5 Exploring ONNX
This chapter covers
- The ONNX standard format
- The ONNX runtime
- How ONNX can be useful for LLMs, with or without hardware acceleration
This chapter introduces the ONNX framework, which plays an important role in model optimization, quantization, and portability across frameworks and hardware vendors. If you’re new to ONNX, take the time to absorb the concepts in this chapter—they’re used heavily in later chapters.
5.1 The ONNX format
ONNX (Open Neural Network Exchange, https://onnx.ai/) is an open standard for ML interoperability. First released in 2017, it is now a graduate project of the Linux Foundation for Artificial Intelligence (LFAI, https://lfaidata.foundation/).
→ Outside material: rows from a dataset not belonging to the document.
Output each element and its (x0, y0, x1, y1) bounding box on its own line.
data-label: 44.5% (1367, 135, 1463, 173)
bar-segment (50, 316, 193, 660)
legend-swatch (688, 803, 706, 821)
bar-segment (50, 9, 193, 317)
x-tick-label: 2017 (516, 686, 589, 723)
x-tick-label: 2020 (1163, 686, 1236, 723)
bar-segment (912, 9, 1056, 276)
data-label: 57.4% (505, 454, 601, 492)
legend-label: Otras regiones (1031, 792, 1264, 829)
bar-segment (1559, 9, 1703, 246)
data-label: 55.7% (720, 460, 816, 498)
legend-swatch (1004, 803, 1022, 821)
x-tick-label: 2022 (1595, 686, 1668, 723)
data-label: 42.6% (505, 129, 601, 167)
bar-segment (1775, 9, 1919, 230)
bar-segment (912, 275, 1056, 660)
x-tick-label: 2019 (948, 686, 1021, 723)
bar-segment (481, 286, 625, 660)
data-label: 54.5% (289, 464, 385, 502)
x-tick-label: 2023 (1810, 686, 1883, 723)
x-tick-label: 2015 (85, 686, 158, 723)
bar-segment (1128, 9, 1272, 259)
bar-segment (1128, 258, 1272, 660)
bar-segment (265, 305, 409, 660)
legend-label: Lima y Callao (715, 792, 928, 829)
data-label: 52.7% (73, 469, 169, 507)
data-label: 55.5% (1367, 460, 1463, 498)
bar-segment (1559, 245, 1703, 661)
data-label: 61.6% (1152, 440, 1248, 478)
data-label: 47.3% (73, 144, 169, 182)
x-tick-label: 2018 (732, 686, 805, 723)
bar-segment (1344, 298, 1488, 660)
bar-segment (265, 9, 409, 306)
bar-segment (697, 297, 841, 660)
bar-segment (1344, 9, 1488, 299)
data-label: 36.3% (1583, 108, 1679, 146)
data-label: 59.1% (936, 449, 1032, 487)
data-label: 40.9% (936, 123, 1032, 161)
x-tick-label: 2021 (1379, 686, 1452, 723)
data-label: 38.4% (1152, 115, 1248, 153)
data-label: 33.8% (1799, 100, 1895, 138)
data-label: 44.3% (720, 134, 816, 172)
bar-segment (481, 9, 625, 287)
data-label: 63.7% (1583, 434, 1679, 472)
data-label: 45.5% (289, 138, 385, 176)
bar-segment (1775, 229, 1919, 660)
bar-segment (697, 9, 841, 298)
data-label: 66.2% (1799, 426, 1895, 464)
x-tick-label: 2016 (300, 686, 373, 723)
ONNX aims to improve interoperability across machine learning (ML) and deep learning (DL) frameworks (including Keras, TensorFlow, PyTorch, scikit-learn, XGBoost, and others) and to maximize performance across hardware accelerators (not just NVIDIA, but also Intel OpenVINO, Habana, Qualcomm, Apache TVM, Hugging Face Optimum, and more). Figure 5.1 gives a high-level view of the ONNX ecosystem, including the framework- and platform-agnostic model format and the optional ONNX Runtime.
Figure 5.1 ONNX overview
As ML and DL frameworks evolve, portability becomes critical—what we use today may not be what we’ll use tomorrow. ONNX is a robust open standard that reduces lock-in to specific frameworks and hardware accelerators, helping ensure an organization’s models remain usable over time.